Most types of psoriasis undergo cycles, flaring up for a few weeks or months before subsiding or even going into complete remission. Psoriasis affecting the palms and soles often presents as partially or completely red, dry, and thickened skin, sometimes with deep painful cracks (fissures). These skin changes typically have a sharp border and are often symmetrical, with similar distribution on both palms and/or both soles. However, distinguishing palmar psoriasis from hand dermatitis or other forms of acquired keratoderma can sometimes be challenging. Additionally, plantar psoriasis may resemble tinea pedis in appearance, further complicating diagnosis. 

Causes: The tendency to develop psoriasis is inherited, but the specific factors that cause it to localize on the palms and soles remain unknown. It may be triggered by skin injuries, infections, or other skin conditions such as hand dermatitis, and it may first occur during periods of psychosocial stress. Certain medications, particularly lithium, may exacerbate psoriasis flares. 

Diagnosis: Psoriasis signs and symptoms can vary among individuals and may include red patches of skin covered with silvery scales, small scaling spots, dry, cracked skin, itching, burning, or soreness, thickened, pitted, or ridged nails, and swollen and stiff joints. Psoriasis patches can vary in size and severity, ranging from minor scaling to extensive eruptions covering large areas of the body. 

Diagnosing palmoplantar psoriasis involves identifying red, dry, thickened skin with sharp borders, often accompanied by painful cracks, which may resemble other dermatological conditions like hand dermatitis or fungal infections.
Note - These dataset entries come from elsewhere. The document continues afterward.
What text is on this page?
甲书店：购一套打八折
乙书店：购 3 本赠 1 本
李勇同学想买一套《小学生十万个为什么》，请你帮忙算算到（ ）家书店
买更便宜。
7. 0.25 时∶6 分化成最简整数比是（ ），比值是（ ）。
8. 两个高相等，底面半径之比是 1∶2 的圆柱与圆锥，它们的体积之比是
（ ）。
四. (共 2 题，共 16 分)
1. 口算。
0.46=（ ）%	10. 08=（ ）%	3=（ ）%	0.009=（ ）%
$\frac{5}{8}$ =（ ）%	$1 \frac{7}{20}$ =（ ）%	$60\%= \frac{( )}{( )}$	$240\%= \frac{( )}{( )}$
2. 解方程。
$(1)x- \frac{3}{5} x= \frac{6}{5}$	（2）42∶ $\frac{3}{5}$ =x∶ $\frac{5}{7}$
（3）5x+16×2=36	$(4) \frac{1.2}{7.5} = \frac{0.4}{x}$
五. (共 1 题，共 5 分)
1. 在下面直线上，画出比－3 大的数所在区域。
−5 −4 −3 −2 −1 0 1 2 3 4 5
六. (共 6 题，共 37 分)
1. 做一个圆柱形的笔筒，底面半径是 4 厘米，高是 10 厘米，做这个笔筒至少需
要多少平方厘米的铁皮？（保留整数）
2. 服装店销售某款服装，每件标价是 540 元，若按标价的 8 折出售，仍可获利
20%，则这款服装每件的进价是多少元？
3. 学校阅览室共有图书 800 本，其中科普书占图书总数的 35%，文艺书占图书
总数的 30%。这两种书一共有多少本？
Diagnosis is primarily clinical, supported by the presence of plaque psoriasis in other areas, with rare cases requiring skin biopsy or mycology tests to rule out infections. 

Treatment: The primary goal of treatment is to slow down the rapid growth of skin cells, offering significant relief to affected individuals. While a cure for psoriasis remains elusive, various treatments, including lifestyle measures such as using nonprescription cortisone cream and controlled exposure to natural sunlight, may help alleviate symptoms. Additionally, identifying and addressing triggers such as skin injuries, infections, stress, and certain medications like lithium is crucial. Patients with comorbidities like obesity, metabolic syndrome, excessive alcohol consumption, or tobacco use may experience more severe and challenging-to-treat psoriasis, necessitating comprehensive management strategies tailored to individual needs.